I’m trying to make a function that automatically takes a table from a website(Wikipedia) cleans it a bit and than displays it, everything worked well with my first 2 tables but the third one is giving me some troubles.
This is the code to define the function:
def createTable(url, match):
data= pd.read_html(url, match= match)
name= data[0]["Name"]
origin= data[0]["Origin"]
type_= data[0]["Type"]
number= data[0]["Number"]
df= pd.DataFrame({"Name": name, "Origin": origin, "Type": type_, "Number": number})

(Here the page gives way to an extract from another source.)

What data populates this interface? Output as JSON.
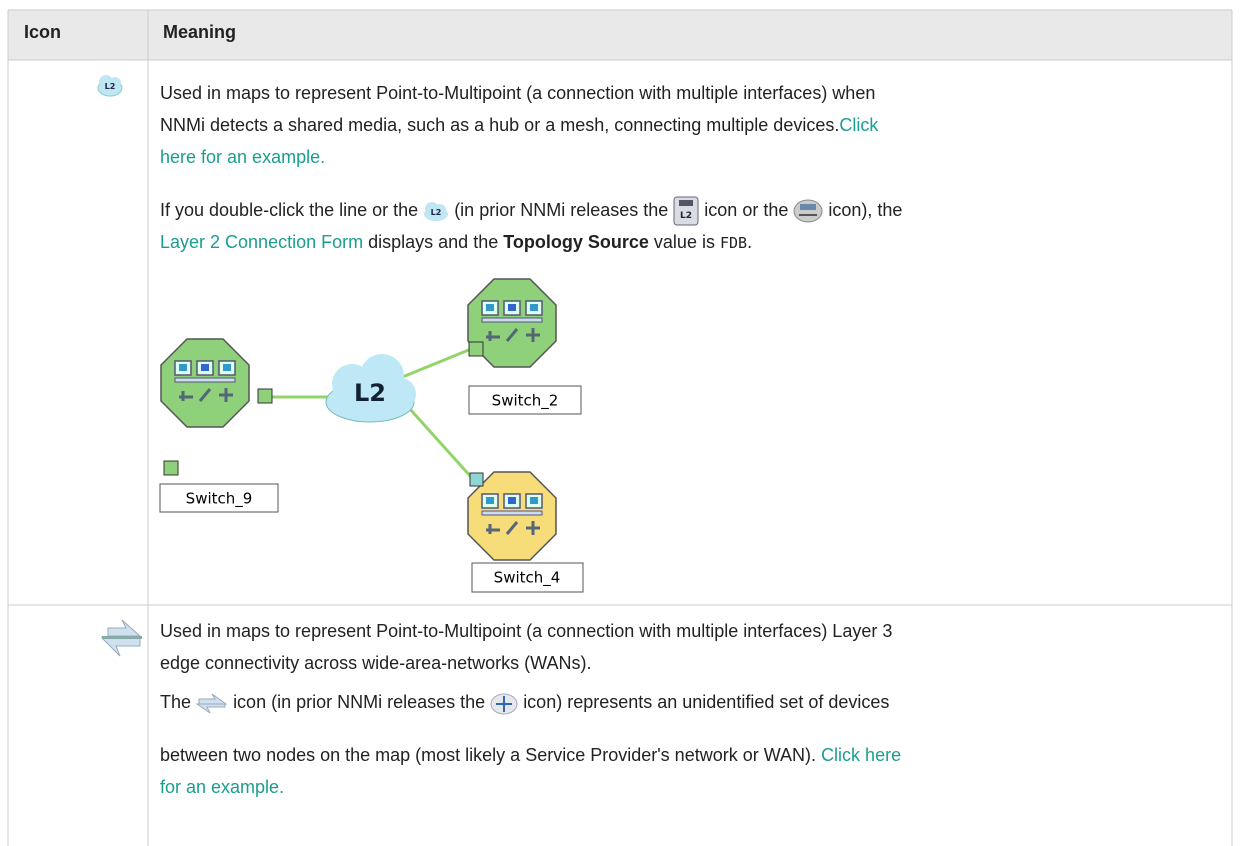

df.replace("?", np.nan, inplace=True)
df['Number']= df['Number'].replace(to_replace={r"\(.*\)": "", r"\[.*\]": ""}, regex=True)
return df
and this is the function at work:
df_avIT= pd.DataFrame()
df_avIT= createTable("https://en.wikipedia.org/wiki/List_of_equipment_of_the_Italian_Army",
"125 To be upgraded and remain in service until 2035")
df_avUK= pd.DataFrame()
df_avUK= createTable("https://en.wikipedia.org/wiki/List_of_equipment_of_the_British_Army",
"Challenger 2")
df_avFR= pd.DataFrame()
df_avFR= createTable("https://en.wikipedia.org/wiki/List_of_equipment_of_the_French_Army",
"AMX Leclerc")
As I said the first 2 give me no problem at all but when I tried on the third it returns, ValueError: If using all scalar values, you must pass an index.
I know well the code isn’t great I’m trying to improve it but this problem is stopping me and I can’t find a valid solution, even though I scearched for similar problem to mine in various forums.
(I’m sorry if my English is bad, if you didn’t understand something tell me I’m gonna try to explain more).
>Solution :
Your script does not consistently yield Series for name/origin/type_/number, you sometimes have DataFrames, you can try to squeeze:
name= data[0]["Name"].squeeze()
origin= data[0]["Origin"].squeeze()
type_= data[0]["Type"].squeeze()
number= data[0]["Number"].squeeze()
Side note: df_avIT = pd.DataFrame() is useless, you don’t need to initialize empty DataFrames since the variable will be overwritten by df_avIT = createTable(...)